I would do so, except that I already know the reaction such an email would solicit from my boss. He would say the same thing that he did when he opened my interviewing process:To: firstname.lastname@example.org Subject: My Funk From: Us Sir, We would like to request that our funk be made the P-funk. Otherwise our interplanetary funksmanship will certainly suffer. Also, sources report that we wants to get funked up. Please be furthermore advised that we would be quite upset if our funk were to be stepped on. Sincerely yours, Interplanetary Funkateers
*ear-splitting belch* That's what I say.And that's the kind of guy he is. At a meeting today he insisted that everybody scream "AFLAC" simultaneously in a duck-like voice before he would adjourn. Can somebody explain this to me ?
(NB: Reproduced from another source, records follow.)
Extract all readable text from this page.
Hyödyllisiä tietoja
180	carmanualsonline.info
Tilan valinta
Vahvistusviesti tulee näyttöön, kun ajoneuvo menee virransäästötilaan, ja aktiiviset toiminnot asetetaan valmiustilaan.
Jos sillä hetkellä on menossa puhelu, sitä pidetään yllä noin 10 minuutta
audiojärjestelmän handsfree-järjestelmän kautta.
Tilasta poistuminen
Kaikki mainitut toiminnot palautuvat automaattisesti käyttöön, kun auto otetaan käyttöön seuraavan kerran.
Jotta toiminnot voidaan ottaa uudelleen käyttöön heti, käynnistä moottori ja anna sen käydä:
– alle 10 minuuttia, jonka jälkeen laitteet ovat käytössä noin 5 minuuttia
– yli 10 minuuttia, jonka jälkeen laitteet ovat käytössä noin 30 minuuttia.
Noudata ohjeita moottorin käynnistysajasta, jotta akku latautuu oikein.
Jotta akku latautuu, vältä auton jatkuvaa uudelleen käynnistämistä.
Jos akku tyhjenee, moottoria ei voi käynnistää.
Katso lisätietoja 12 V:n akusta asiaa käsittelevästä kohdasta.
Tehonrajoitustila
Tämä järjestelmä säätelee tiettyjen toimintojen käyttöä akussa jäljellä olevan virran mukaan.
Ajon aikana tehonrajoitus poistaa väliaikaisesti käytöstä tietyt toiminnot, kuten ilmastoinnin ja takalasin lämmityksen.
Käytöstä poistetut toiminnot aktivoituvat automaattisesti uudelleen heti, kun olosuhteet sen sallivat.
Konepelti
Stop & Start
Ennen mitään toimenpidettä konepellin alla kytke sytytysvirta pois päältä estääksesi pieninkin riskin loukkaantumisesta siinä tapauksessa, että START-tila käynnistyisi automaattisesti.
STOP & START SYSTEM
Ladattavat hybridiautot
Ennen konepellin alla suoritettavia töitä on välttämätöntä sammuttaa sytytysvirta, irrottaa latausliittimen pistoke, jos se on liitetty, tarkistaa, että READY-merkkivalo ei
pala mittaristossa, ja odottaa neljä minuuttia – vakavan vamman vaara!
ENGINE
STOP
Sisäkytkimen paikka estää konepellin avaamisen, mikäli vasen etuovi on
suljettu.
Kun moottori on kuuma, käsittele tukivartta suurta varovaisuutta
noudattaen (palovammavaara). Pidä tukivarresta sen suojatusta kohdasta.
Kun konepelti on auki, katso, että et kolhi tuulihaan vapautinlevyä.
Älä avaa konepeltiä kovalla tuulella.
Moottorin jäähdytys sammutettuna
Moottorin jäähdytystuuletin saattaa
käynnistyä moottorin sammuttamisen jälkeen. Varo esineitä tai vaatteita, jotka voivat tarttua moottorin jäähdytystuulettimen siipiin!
One big, big benefit of working at Microsoft now is the constant flow of luminaries we get traipsing through the Redmond campus ten minutes north. Tomorrow, Dr. Kary Mullis, the inventor of PCR (polymerase chain reaction, for which he won the 1993 Nobel Prize in chemistry) will be giving a lecture tomorrow on the topic of whatever happens to be on his mind. At the end of the month, Dr. Adi Shamir (the S in RSA) will be dropping by to talk about massive parallelism in optical cryptologic systems. It's even better than a season pass to be in the audience of VH-1's Storytellers.